The movie has performed amazingly well at the box office; even better than its predecessor, in fact, with the best opening day gross since Harry Potter and the Deathly Hallows - Part 2 back in July, totaling $54 million. However, almost 50 per cent of the footage in the TV spots is not in the final film. According to Inside Pulse, the production team behind Paranormal Activity 3 had enough leftover footage to compile two completely different versions of the same movie, some of which they used to create the TV spots and theatrical trailer.

There is No Bloody Mary

One of the most talked-about moments in the trailer was when sisters Katie and Kristi played the Bloody Mary game while hanging out in the bathroom, which makes the ghastly black figure appear in the dark.

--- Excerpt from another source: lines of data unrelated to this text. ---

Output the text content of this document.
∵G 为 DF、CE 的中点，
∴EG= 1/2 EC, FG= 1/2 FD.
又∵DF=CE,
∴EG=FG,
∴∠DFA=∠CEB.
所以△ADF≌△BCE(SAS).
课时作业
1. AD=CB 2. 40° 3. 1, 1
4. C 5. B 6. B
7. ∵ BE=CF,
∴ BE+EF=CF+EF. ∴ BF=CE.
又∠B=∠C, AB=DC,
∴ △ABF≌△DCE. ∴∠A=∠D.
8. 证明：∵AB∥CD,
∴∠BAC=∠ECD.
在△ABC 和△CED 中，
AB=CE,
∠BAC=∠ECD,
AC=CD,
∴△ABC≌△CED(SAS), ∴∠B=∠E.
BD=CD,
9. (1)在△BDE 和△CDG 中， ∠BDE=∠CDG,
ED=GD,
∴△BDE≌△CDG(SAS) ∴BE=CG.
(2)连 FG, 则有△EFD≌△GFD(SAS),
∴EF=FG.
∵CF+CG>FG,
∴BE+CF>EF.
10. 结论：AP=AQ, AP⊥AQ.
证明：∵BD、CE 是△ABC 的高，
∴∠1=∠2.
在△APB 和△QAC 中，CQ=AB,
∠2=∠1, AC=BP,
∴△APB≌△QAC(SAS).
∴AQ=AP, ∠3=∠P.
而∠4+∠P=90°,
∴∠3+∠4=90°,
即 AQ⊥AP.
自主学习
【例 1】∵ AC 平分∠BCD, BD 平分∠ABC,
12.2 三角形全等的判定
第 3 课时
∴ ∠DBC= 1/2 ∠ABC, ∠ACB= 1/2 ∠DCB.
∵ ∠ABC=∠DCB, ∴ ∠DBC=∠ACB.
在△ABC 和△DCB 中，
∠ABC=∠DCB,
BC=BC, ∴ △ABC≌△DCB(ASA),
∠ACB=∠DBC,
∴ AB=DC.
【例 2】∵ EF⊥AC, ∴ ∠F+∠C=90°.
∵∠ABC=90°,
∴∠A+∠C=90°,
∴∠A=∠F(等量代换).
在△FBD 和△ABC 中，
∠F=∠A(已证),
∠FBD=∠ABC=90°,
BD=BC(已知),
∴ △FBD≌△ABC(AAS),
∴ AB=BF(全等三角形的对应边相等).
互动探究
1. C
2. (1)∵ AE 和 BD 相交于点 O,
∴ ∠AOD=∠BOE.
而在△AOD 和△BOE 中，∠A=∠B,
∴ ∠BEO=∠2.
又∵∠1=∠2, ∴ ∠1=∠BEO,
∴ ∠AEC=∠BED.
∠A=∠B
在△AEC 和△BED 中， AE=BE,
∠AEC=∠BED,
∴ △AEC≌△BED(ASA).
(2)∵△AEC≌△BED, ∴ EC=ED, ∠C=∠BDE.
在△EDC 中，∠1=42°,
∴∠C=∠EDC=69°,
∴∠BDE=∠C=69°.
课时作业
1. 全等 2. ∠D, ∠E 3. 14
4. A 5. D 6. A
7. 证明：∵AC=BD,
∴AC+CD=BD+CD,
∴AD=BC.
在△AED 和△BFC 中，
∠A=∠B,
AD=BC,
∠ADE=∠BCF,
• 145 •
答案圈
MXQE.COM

However, in the movie Katie plays the game with her stepfather's friend, Randy. They go into the girls' bathroom and say Bloody Mary three times and turn off the light. When nothing happens, Katie insists they try again. Randy is stricken with pain and the lights reveal a large scratch up the side of his body. When they try to leave the bathroom, a black figure's presence is only felt, never really shown. When Randy tries to leave a second time, furniture is violently thrown around.

No Shooting Water


The trailers show a chilling moment when Julie, the sisters' mother, is having a chat with Kristi about her imaginary friend Toby. Kristi then says Toby is standing right next to Julie and suddenly throws a glass of water on Toby. The next moment you are startled to see that the water shoots in another direction, apparently directed by an invisible Toby. However, the movie had no shooting glass of water. The scene ends with Kristi saying that Toby is nearby. She doesn't really proceed to scare her mother with magic water.

Is There a Lawsuit Awaiting the Producers?

If the Ryan Gosling-starrer Drive can be sued (a Michigan woman is suing the distribution company because she felt the trailers for Drive misrepresented the film), Paramount Pictures could certainly be taken to court for advertisements using footage specifically shot for trailers.

However, one has to admit that the practice of using different footage for trailers and the film isn't exactly new. The American remake of Godzilla successfully used a better trailer, with scenes that never appeared in the final cut.